Do any languages do that? Seems more consistent (if way more hassle) than giving a mathematically false result out of pragmatism. At least in a strictly typed language.
You know what would happen. Math is ubiquitous in lots of code, so syntactic shortcuts would be introduced. Thus, we wouldn't use `a >>= (\x -> 2x) >>= (\x -> x^2)`, but would soon introduce syntactic sugar. For example, we could re-define `[asterisk]` so that it had type `Maybe Number -> Maybe Number -> Maybe Number`. You'd need a `return` (or `Just`) at the beginning, but soon that would be elided too, so that numeric literals would be auto-promoted to `Maybe Number`s. Then the language would add silent mechanisms to allow `Maybe Number`s to be displayed easily. You should check if your `Maybe Number`s are `Just Number`s before letting them out to play, but, if the language doesn't force you, then you know you won't. And then we're right back in the current situation.
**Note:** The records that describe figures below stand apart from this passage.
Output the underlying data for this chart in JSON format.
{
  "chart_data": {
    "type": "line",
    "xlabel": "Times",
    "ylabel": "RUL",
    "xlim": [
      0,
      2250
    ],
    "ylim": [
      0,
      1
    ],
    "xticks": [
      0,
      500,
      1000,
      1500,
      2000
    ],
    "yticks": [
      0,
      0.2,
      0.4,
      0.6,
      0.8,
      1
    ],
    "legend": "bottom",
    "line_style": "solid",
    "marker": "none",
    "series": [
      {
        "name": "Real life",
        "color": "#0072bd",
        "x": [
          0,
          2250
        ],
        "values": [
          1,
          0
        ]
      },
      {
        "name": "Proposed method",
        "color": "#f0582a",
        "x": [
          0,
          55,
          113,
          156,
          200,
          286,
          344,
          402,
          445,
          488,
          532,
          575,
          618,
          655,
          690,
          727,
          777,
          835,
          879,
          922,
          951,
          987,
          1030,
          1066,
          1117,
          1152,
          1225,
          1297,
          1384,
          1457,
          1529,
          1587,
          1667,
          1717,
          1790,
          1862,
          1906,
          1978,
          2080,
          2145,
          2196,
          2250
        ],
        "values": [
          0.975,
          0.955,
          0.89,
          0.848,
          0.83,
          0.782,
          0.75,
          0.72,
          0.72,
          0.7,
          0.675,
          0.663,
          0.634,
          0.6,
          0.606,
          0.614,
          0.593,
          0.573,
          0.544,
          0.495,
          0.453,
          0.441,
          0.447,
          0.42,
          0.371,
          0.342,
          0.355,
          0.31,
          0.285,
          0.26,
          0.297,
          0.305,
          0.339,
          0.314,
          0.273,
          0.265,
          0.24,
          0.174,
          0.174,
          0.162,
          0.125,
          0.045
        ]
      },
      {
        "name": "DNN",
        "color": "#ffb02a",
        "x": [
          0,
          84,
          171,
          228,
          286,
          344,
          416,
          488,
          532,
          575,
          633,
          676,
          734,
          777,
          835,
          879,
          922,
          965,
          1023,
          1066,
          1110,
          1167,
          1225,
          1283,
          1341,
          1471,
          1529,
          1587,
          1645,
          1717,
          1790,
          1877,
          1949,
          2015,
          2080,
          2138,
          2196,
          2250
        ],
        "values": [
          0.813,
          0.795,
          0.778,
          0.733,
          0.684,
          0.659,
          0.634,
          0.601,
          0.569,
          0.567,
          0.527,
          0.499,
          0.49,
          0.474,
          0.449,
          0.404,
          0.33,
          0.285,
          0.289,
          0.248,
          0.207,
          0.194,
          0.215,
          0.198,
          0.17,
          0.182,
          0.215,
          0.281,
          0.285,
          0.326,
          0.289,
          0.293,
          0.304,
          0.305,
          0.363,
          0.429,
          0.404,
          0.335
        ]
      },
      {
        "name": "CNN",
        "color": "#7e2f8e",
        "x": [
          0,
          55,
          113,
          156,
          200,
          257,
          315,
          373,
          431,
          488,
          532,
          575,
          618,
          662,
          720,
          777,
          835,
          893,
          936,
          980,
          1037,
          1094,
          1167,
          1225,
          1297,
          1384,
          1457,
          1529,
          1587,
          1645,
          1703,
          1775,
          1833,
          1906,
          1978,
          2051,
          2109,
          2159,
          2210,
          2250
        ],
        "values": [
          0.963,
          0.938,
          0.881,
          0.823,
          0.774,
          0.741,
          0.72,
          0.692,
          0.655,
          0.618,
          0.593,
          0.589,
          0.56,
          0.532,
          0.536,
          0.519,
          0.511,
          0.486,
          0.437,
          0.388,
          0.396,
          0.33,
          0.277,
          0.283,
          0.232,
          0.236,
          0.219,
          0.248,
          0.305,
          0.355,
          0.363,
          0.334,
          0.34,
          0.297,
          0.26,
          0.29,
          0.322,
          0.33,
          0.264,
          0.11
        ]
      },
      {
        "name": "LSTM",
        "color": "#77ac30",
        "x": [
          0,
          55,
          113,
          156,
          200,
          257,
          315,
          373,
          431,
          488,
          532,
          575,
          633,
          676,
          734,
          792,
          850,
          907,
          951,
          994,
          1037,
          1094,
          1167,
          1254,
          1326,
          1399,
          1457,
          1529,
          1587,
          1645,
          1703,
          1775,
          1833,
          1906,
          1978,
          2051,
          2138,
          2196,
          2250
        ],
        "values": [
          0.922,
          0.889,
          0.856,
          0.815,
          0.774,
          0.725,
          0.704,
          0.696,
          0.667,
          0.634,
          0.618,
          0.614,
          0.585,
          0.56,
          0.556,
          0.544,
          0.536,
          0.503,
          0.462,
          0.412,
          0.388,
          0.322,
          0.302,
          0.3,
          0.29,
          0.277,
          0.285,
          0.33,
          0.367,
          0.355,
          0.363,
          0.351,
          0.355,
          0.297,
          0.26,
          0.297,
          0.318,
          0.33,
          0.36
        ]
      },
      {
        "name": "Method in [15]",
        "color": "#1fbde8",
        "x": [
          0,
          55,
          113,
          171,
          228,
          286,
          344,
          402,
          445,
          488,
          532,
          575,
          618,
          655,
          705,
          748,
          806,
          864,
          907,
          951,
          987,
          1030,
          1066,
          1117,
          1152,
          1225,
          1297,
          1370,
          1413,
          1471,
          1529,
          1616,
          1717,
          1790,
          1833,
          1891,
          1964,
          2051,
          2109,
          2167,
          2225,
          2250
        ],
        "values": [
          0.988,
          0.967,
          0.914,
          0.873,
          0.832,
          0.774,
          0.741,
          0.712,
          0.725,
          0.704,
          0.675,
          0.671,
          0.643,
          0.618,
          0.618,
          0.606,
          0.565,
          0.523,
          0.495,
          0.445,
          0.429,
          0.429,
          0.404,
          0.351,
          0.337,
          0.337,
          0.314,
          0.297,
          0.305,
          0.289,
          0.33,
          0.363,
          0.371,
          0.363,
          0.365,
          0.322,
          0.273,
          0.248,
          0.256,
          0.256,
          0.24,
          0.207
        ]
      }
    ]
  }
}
Zig defines checked versions of mathematical operators in its std lib [0], which return an Error Union. It's like an Optional (which Zig also has), but with an error instead of null. Your code can choose to handle this error however it wants.
Yes and no. I think the OP is looking for a strongly typed language where you can’t do any operation on that sum type, forcing you to check results after every operation.
Do any languages do that? Seems more consistent (if way more hassle) than giving a mathematically false result out of pragmatism. At least in a strictly typed language.